PATH_TO_CVMFS=/cvmfs/sft.cern.ch/lcg/views/LCG_104/x86_64-centos8-gcc11-opt/setup.sh
COARSE_MODEL=$HOME/dampe-stk-ml/cluster/signal_only/inference/best_coarse/checkpoint-10-11.48.hdf5
COARSE_RESOLUTION=500 #um/pixel
FINE_MODEL=$HOME/dampe-stk-ml/cluster/signal_only/inference/best_fine/checkpoint-36-33.12.hdf5
FINE_RESOLUTION=50 #um/pixel
NUM_WORKERS=8
BATCH_SIZE=1024

#Load the modules needed to activate the cvmfs environment later on
module load GCCcore
module load Python
module load libreadline
#Print the task id and other info
echo "I am task_id " ${SLURM_ARRAY_TASK_ID} " on node " $(hostname)" in directory " $(pwd)

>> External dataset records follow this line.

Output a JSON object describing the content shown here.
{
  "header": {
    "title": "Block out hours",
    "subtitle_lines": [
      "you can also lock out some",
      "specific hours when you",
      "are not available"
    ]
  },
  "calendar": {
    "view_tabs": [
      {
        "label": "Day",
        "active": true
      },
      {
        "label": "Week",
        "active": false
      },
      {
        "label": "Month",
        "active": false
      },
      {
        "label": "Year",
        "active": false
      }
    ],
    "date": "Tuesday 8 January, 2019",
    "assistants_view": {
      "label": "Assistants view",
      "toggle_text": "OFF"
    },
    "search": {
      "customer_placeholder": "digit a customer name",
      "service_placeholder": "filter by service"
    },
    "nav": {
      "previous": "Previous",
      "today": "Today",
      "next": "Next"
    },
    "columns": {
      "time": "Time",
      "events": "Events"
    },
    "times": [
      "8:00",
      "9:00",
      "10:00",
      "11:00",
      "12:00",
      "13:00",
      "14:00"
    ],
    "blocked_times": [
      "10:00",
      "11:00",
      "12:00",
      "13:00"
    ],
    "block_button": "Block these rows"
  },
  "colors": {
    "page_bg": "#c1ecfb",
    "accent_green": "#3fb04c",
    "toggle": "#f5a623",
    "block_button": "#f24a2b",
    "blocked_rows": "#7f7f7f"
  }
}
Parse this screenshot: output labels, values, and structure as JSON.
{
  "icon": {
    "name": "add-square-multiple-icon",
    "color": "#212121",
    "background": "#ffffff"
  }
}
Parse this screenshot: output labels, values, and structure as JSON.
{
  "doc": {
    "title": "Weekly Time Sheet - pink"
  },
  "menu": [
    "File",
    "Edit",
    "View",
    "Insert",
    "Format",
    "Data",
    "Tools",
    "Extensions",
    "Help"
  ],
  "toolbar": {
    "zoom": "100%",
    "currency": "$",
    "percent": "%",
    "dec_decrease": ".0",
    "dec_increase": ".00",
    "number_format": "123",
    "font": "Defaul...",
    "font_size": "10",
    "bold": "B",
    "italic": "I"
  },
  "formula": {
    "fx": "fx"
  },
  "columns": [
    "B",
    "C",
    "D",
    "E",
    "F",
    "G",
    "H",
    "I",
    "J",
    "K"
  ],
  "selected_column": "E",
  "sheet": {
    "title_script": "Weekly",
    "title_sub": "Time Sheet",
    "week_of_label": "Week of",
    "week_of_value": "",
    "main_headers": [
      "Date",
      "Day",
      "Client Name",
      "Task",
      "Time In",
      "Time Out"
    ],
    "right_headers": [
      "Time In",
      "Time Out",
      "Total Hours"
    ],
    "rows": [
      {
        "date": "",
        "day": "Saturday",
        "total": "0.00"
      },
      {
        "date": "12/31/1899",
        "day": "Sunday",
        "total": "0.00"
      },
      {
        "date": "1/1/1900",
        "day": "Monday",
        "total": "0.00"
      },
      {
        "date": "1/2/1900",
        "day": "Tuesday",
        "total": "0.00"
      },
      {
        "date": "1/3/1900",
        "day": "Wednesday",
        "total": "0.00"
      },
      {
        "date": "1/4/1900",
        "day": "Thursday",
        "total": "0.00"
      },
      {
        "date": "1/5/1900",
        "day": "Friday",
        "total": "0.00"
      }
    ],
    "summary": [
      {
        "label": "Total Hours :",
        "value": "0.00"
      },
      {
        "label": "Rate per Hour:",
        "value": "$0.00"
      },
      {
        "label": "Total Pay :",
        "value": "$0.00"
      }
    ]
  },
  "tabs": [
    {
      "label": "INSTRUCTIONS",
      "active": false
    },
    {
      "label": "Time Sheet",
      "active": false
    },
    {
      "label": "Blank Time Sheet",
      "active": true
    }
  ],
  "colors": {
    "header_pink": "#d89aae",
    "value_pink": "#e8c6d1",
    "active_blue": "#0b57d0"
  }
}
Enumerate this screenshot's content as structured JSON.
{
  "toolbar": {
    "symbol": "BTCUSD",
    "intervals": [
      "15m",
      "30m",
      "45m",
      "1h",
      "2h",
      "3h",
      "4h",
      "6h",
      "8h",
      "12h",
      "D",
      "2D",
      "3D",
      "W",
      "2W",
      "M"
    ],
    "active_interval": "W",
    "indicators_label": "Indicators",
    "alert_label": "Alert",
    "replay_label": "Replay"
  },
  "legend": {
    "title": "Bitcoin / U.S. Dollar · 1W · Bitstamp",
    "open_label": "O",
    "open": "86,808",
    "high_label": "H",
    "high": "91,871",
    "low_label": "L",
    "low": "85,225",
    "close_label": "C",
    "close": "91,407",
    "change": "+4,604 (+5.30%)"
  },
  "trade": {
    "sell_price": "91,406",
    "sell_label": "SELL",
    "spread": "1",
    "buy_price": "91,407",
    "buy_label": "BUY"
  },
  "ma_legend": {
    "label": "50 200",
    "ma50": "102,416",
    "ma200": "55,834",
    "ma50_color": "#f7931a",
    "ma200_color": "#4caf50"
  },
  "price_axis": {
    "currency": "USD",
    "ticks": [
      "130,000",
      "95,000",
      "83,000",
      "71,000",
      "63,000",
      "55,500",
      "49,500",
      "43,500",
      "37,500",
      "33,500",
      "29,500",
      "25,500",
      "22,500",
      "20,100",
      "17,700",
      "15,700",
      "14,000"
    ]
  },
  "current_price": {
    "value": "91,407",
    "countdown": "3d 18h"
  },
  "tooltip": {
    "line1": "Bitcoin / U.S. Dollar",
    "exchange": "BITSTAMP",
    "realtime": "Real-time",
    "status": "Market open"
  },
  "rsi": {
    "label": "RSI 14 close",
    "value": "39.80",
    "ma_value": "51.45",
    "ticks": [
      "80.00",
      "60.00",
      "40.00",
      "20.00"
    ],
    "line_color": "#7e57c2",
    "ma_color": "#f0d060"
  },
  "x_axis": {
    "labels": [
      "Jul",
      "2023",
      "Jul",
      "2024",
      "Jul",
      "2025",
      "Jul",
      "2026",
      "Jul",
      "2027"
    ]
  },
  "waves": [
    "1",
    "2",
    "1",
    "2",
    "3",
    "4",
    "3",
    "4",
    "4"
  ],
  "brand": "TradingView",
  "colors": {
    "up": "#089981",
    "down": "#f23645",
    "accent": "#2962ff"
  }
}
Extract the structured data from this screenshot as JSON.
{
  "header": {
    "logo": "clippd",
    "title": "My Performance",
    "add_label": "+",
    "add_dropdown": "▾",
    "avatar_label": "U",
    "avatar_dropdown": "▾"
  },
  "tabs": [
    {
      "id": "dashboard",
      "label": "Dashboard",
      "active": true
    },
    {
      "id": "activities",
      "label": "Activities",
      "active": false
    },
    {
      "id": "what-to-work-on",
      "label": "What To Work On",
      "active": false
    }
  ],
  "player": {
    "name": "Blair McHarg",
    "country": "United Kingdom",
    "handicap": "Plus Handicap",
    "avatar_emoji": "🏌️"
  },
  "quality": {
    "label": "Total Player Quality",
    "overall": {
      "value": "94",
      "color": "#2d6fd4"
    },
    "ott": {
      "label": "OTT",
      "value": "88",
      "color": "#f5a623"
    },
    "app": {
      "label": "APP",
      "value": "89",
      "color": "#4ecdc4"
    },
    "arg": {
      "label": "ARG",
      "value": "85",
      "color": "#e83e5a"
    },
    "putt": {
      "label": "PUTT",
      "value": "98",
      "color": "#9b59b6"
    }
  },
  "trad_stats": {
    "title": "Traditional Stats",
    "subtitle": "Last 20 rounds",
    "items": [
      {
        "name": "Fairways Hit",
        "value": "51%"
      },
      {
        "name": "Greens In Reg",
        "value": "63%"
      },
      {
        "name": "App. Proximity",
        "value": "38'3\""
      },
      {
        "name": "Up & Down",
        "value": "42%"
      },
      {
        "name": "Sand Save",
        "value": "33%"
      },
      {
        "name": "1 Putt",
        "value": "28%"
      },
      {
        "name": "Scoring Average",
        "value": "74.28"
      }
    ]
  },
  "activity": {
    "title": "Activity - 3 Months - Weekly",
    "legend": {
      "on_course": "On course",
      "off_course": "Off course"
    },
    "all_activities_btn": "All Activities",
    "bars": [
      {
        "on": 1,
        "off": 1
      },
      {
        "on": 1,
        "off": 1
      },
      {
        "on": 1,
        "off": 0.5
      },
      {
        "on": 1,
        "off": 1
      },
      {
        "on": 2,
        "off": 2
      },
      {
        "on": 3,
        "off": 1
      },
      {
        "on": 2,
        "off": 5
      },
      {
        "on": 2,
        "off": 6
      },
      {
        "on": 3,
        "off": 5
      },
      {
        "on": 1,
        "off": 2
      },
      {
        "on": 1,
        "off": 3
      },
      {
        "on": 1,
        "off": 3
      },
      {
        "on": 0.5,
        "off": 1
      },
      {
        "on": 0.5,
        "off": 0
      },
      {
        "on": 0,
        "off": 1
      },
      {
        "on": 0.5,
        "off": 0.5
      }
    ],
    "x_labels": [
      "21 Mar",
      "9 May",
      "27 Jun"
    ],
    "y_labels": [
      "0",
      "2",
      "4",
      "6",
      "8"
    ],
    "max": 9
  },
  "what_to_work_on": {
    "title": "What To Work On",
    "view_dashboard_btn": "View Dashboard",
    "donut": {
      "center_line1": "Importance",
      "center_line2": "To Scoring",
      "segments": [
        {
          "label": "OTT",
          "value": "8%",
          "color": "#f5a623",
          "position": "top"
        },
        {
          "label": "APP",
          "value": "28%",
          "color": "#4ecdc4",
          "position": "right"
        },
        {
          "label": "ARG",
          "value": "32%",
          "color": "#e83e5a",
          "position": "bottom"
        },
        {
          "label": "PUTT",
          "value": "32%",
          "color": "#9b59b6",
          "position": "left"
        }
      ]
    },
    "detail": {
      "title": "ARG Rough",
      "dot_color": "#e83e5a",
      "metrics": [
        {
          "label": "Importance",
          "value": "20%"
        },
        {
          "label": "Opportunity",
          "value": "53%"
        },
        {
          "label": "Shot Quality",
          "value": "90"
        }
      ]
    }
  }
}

#Create the cache directory on the SSD of the cluster
srun -J "Cache folder" zsh -c "mkdir -p ${TMP_SSD_PATH_ON_NODE}"

#Generate a list of all files to process
#They are located in the INPUT_DATA_PATH and match the REGEX_DATA_FILE using bash
srun -J "Preparing" zsh -c "echo 'Starting with the creation of the file list' && \
        files=\$(ls ${INPUT_DATA_PATH} | grep -E '${REGEX_DATA_FILE}') && \
        if [[ -z \"\$files\" ]]; then \
                echo 'Error: No files matched the regular expression' >&2; \
                exit 1; \
        else \
                echo \"\$files\" > ${LIST_OF_ALL_FILES}; \
        fi"

#Launch the inference script on the task_id-th file in the list
srun -J "Parsing" zsh -c "echo 'Launching inference script' \
        && source \"${PATH_TO_CVMFS}\" \
        && python -u \"${PATH_TO_EXE}\" --root-file \"${INPUT_DATA_PATH}\"\"$(sed -n $((SLURM_ARRAY_TASK_ID + 1))p ${LIST_OF_ALL_FILES})\" \
         --coarse-model ${COARSE_MODEL} --coarse-resolution ${COARSE_RESOLUTION} --only-coarse-model  --num-workers ${NUM_WORKERS} --batch-size ${BATCH_SIZE} \
         --output-folder ${OUTPUT_DIR} "

Expected Result

What did you expect to happen when running the steps above?
All the jobs to terminate successfully (as they did in the past).

Actual Result

Job terminates with the error message:

9.out:9:srun: error: cpu088: task 0: Bus error (core dumped)

Hi,
Your script uses storage that’s located on scratch, so you can expect problems as the scratch storage partition is broken:

1 Like

That makes sense! Thanks!

Hi @parzival.nussbaum

I am not 100% sure the scratch issue the root cause. To be sure, could you try it on Baobab and let me know how it performs?